Liebe war das Gefängnis des Verstandes. Katie wusste das. Sie wusste es wirklich. Sie hatte es am eigenen Leib erfahren.

Doch war es eine der schönsten Zeiten ihres Lebens gewesen. Trotz der Geheimnisse, der Lügen, des Versteckspiels.

Es war eine Zeit, die sie niemals missen wollte.

Niemals vergessen.

Niemals.

Die Liebe hatte sie verändert und zu der Frau gemacht, die sie jetzt war. Dabei war sie damals noch ein halbes Kind, als sie der Liebe ihres Lebens begegnet war.
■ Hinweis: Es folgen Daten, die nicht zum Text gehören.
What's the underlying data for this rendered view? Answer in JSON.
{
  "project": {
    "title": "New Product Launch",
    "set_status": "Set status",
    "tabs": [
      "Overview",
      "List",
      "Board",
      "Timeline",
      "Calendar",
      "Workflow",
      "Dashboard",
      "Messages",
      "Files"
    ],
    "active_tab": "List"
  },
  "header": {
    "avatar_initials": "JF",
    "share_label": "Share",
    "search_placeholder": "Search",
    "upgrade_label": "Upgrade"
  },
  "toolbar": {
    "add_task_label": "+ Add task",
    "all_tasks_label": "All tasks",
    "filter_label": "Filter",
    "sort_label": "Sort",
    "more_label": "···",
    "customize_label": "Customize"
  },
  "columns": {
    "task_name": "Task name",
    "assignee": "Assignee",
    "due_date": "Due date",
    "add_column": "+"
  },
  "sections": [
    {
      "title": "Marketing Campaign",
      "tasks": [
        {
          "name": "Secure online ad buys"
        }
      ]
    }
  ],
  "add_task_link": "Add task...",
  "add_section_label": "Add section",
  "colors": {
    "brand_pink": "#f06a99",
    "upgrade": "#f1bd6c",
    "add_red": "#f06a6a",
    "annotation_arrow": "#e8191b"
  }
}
Heute wusste sie das. Damals hielt sie sich schon für erwachsen.

Doch das war sie nicht. Es war die Zeit, in der sie noch auf ihr Herz gehört hatte.

In der ihr eigenes Glück ihr noch wichtig war ...

 

 

Es ist Frühling in Hogwarts. Ihre absolute Lieblingsjahreszeit. Das Gras spießt hellgrün aus dem Boden. Die Blumen kämpfen sich an die Oberfläche und erstrahlen in den wildesten Farben.

Auch die Bäume legen ein neues Kleid an und wenn man morgens zeitig aufsteht und auf den Astronomieturm geht, hört man die Tiere im Verbotenen Wald zwitschern, die Zentauren lachen und hin und wieder streckt der Kraken einen seiner langen Fangarme aus dem Wasser des riesigen Sees, der sich auf den Schlossgelände befindet.

 

Der Leben wirkt perfekt zu dieser Zeit. Absolut friedlich und harmonisch.

Es ist Katie Bells letztes Jahr in Hogwarts und sie weiß jetzt schon, dass sie es vermissen wird.

Hogwarts ist jetzt jahrelang ihr Zuhause.

Hier hat sie geliebt, gelacht, Freunde gefunden und zu sich selbst gefunden.

Natürlich hat sie keine der schlechten Dinge vergessen, die ihr hier widerfahren sind, doch betrachtet sie diese als Lehre fürs Leben.

Egal, wie perfekt einem etwas erscheint. Im Paradies gibt es immer eine Schlange und den Baum der Erkenntnis.

Doch davon handelt diese Geschichte nicht. Sie handelt nicht von der Vergangenheit, nicht von der Zukunft.

Sie handelt von zwei Herzen in der Gegenwart, die die Musik der Zukunft hören und heute schon nach ihr tanzen.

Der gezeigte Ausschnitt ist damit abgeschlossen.